Building permits for homes in certain subdivisions continue to be issued, Commission Chairman J.C. Tellefson said, while discharge levels at the wastewater lagoons that the sewer lines flow into are above what is permitted by the Kansas Department of Health and Environment.
The subdivisions in question are Cedar Lakes and Glenwood, both south of the Basehor city limits and serviced by Sewer District No. 7 and Sewer District No. 3, respectively.
As an interim solution, the city of Basehor will now provide connections to the county septic system for homes built in the two subdivisions, Slaugh said.
In a June 28 meeting, Commissioner Clyde Graeber said he thought Basehor had agreed to fully assume the responsibility of Sewer District No. 3, but noted that nothing official was ever signed.
On Monday, Tellefson asked Slaugh why Basehor doesn't just annex the subdivisions.
Slaugh responded that the liability of maintaining the roads and infrastructure associated with annexation was a consideration and that the city "would have to extend services that (the area) already gets."
Glenwood property owners already have water service, electricity and other utilities provided by a private homeowners association.
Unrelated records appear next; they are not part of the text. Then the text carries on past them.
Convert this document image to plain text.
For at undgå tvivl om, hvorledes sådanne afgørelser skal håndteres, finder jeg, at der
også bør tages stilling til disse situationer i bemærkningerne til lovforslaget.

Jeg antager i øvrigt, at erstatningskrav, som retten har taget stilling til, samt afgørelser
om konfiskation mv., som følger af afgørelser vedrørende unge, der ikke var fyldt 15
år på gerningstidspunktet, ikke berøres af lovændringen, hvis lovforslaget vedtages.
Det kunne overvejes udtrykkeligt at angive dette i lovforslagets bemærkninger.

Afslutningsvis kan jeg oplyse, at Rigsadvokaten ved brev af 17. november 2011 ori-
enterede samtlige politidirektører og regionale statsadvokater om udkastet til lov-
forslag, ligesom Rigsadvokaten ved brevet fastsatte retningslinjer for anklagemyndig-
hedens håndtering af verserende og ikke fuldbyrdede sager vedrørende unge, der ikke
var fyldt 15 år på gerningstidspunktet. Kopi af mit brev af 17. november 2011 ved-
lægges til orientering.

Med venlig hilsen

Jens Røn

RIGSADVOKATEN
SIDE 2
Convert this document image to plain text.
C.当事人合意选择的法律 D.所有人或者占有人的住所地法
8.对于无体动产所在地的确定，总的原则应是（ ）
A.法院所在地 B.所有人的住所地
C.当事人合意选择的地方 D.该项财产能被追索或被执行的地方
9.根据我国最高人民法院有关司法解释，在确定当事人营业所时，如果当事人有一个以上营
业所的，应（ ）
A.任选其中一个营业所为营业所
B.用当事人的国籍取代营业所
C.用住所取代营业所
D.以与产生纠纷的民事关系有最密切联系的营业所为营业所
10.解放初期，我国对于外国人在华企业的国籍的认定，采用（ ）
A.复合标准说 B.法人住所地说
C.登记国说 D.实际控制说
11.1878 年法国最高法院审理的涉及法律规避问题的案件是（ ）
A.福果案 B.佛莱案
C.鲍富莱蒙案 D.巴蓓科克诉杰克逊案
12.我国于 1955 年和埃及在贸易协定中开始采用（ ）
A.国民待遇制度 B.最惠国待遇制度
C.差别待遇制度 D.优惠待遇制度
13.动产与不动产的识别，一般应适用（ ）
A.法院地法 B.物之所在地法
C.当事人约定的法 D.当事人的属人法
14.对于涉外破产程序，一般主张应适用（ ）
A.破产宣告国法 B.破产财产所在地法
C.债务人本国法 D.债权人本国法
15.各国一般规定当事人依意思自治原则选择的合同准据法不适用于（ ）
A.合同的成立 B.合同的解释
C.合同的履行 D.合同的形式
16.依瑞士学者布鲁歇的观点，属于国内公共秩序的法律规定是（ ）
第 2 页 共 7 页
Cedar Lakes has just three homes in it.
Commissioners alluded that they would like to see Basehor take over the reins in Sewer District No. 7 as well, where sewage from the Cedar Lakes and Cedar Falls subdivisions fill the lift station there.
Slaugh said the Basehor-Linwood School District has announced it was pursuing a bond issue for improvements to the Glenwood Ridge Elementary but that costs for the project "have not been pinpointed."
"If a sewer system doesn't presently exist, then there will be additional costs involved," Slaugh said.
While Monday's meeting was mainly to have a face-to-face discussion between the city and county, another meeting was scheduled for Sept. 10 to discuss sewer expansion projects.